Bayangkan jika sebuah amanah
dipegang oleh mereka yang punya keadaan seperti diatas. Akan terjadi
beberapa kemungkinan. Bisa saja, amanah akan terbengkalai kerana
ditinggalkan dengan tanpa beban. Kemungkinan berikutnya, terjadi
konflik dalam pos yang diamanahkan. Kerana orang yang punya
kecenderungan bekerja sendiri sulit dapat menyatu dalam kerja tim.
Betapa
sukarnya jika futur menghinggapi diri. Karena itu, perlu berhati-hati
agar tidak terjebak dalam futur. Ada beberapa sebab sehingga seorang
mukmin boleh futur. Pertama, berlebihan dalam memahami dan menerapkan
ajaran agama.
Sebab ini muncul karena kurangnya
pemahaman bahwa Islam sangat sejalan dengan fitrah manusia.Tidak ada
yang sulit dalam Islam. Pengamalan Islam akan menjadi berat jika
diberat-beratkan. Bahkan, dalam jihad pun. “Dan berjihadlah kamu di
jalan Allah dengan jihad yang sebenar-benarnya. Dia telah memilih kamu
dan Dia sekali-kali tidak menjadikan untuk kamu dalam agama suatu
kesempitan…” (QS. 22: 78)
Rasulullah saw. pernah
memberi nasihat, “Sesungguhnya agama Islam itu mudah dan tidaklah orang
yang berlebihan dalam beragama melainkan ia akan dikalahkan olehnya.”
(HR.Bukhari)
Dalam hadits lain, Rasulullah saw.
bersabda,“Berbuatlah sesuai dengan kemampuanmu, sesungguhnya Allah tidak
akan merasa bosan sampai kamu sendiri yang merasa bosan.

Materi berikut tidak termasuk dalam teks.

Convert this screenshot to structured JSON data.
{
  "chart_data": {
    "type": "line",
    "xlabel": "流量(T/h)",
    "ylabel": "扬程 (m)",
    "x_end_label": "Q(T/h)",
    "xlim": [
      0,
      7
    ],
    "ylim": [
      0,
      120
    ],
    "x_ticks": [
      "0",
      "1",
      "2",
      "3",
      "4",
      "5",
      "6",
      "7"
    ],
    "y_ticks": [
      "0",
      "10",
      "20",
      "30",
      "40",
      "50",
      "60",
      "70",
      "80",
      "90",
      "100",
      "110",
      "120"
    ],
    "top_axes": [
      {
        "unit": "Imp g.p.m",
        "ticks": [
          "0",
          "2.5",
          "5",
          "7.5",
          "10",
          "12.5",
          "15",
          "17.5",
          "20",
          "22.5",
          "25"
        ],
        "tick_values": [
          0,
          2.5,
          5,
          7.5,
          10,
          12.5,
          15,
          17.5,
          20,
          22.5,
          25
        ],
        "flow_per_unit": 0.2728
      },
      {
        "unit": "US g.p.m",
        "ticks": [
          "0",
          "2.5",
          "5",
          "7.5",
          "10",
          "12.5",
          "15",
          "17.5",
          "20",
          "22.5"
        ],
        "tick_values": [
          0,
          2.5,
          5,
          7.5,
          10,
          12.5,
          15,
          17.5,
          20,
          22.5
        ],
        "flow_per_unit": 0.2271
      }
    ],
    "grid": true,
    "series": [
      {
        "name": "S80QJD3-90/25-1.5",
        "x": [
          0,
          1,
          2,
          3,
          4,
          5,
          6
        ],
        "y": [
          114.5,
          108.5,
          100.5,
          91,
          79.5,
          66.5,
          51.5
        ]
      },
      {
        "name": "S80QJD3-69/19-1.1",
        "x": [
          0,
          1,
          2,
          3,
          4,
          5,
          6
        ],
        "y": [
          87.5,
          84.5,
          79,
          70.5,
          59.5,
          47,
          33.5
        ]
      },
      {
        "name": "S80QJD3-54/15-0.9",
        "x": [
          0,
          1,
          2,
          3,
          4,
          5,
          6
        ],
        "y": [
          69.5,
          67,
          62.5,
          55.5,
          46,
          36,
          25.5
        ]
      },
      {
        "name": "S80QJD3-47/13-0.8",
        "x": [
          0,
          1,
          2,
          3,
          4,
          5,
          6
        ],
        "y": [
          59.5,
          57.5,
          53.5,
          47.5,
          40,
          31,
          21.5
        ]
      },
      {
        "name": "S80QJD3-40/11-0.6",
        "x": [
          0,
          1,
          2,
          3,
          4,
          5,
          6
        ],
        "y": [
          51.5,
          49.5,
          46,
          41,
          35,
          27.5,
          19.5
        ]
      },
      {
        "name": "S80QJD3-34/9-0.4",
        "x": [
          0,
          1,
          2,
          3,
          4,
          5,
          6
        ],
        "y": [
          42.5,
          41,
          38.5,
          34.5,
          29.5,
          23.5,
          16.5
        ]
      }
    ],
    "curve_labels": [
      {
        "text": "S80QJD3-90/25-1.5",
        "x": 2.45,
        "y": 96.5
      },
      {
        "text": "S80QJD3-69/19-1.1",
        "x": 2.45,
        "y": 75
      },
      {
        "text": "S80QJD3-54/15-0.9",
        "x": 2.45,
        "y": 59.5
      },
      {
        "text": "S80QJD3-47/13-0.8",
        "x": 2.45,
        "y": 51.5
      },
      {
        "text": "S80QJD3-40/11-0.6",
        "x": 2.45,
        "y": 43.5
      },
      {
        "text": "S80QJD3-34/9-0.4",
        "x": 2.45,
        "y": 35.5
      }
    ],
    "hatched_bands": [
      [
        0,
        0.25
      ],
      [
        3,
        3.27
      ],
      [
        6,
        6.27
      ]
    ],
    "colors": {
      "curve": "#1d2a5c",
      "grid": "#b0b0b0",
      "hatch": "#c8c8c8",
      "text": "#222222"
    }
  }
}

Dan
sesungguhnya amalan yang paling dicintai oleh Allah adalah amalan yang
terus-menerus sekali pun sedikit.” (Mutafaq ‘alaih)
Sebab
kedua, berlebihan dalam hal yang dibolehkan, mubah. Seorang mukmin
menempatkan sarana hidup sebagai kendaraan buat kebahagiaan akhirat.
Bukan buat pelampiasan.
Abu Sulaiman Ad-Darani
mengatakan, “Siapa yang kekenyangan maka akan mendapat enam bahaya:
kehilangan manisnya bermunajat kepada Allah, susah menghafal ilmu,
kurang peduli terhadap sesama (karena mengira semua orang kenyang
seperti dirinya), merasa berat beribadah, dan bergejolak syahwatnya.

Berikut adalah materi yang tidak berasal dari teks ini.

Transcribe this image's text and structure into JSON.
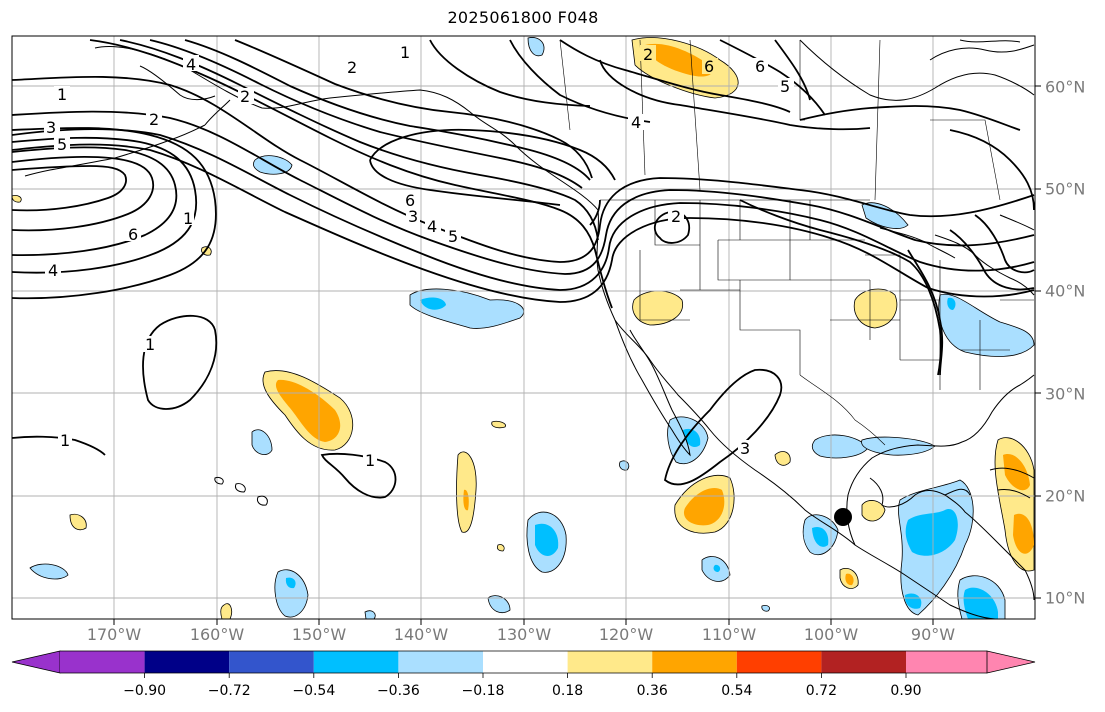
{
  "title": "2025061800 F048",
  "lon_labels": [
    "170°W",
    "160°W",
    "150°W",
    "140°W",
    "130°W",
    "120°W",
    "110°W",
    "100°W",
    "90°W"
  ],
  "lat_labels": [
    "60°N",
    "50°N",
    "40°N",
    "30°N",
    "20°N",
    "10°N"
  ],
  "contour_labels": [
    "1",
    "2",
    "3",
    "4",
    "5",
    "6",
    "1",
    "2",
    "6",
    "4",
    "5",
    "3",
    "6",
    "4",
    "2",
    "1",
    "1",
    "2",
    "1",
    "1",
    "6",
    "2",
    "5",
    "4",
    "3"
  ],
  "colorbar": {
    "ticks": [
      "−0.90",
      "−0.72",
      "−0.54",
      "−0.36",
      "−0.18",
      "0.18",
      "0.36",
      "0.54",
      "0.72",
      "0.90"
    ],
    "colors": [
      "#9932cc",
      "#000088",
      "#3355cc",
      "#00bfff",
      "#aadfff",
      "#ffffff",
      "#ffe98a",
      "#ffa500",
      "#ff3f00",
      "#b22222",
      "#ff85b0"
    ]
  },
  "marker": "storm-center-dot"
}
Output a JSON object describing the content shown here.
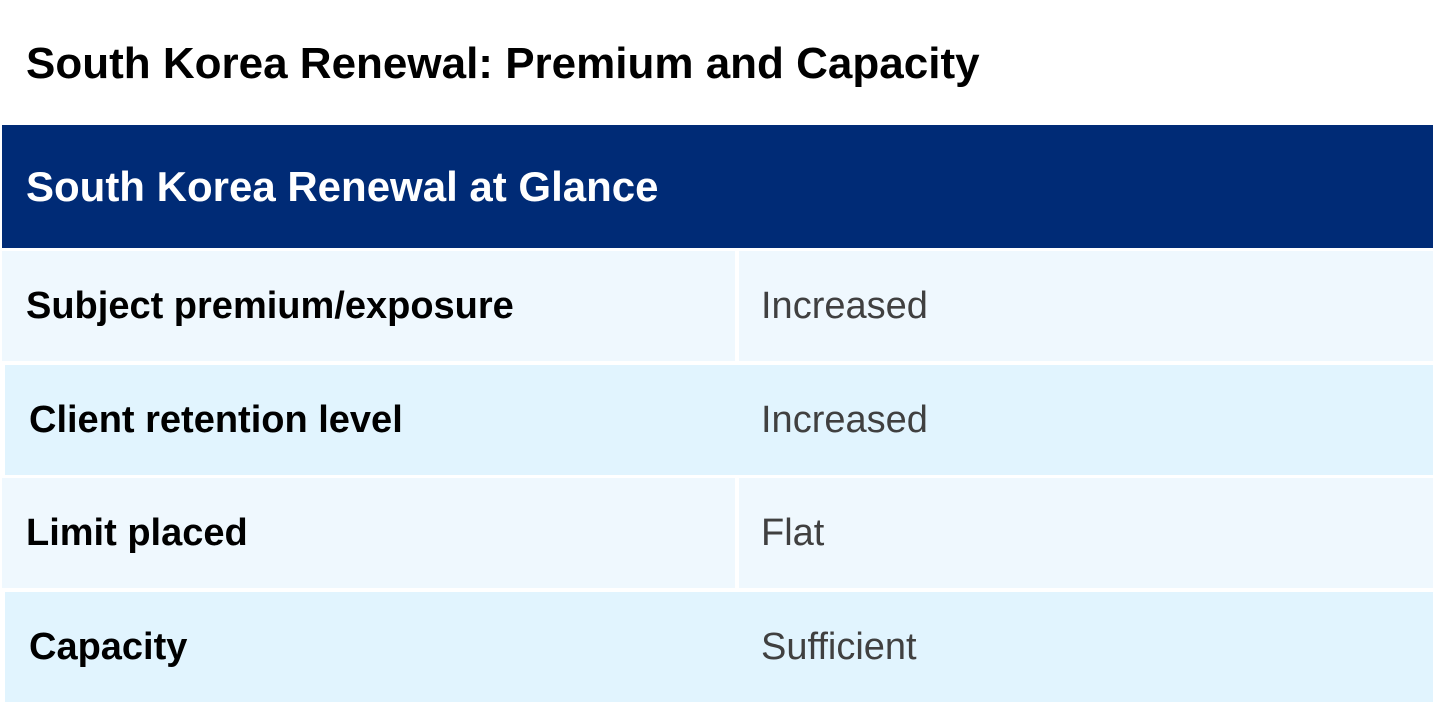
{
  "title": "South Korea Renewal: Premium and Capacity",
  "table": {
    "header": "South Korea Renewal at Glance",
    "rows": [
      {
        "label": "Subject premium/exposure",
        "value": "Increased"
      },
      {
        "label": "Client retention level",
        "value": "Increased"
      },
      {
        "label": "Limit placed",
        "value": "Flat"
      },
      {
        "label": "Capacity",
        "value": "Sufficient"
      }
    ]
  },
  "colors": {
    "header_bg": "#002b76",
    "row_light": "#eff8fe",
    "row_alt": "#e1f4fe"
  }
}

Karena, seorang mukmin akan menyibukkan diri berada di lingkungan
masjid sementara orang yang perutnya kenyang akan sibuk di sekitar
tempat pembuangan sampah.”(Riwayat Al-Ghazali dalam Ihya’ Ulumidin)
Ka’ab
bin Malik memang pernah mengalami surut semangat dalam dakwah dan
jihad. Tapi, sahabat yang banyak meriwayatkan hadits ini memohon ampun
pada Allah atas kekhilafannya. Walaupun ampunan itu mesti ia tebus
dengan dikucilkan oleh kaum muslimin selama empat puluh hari.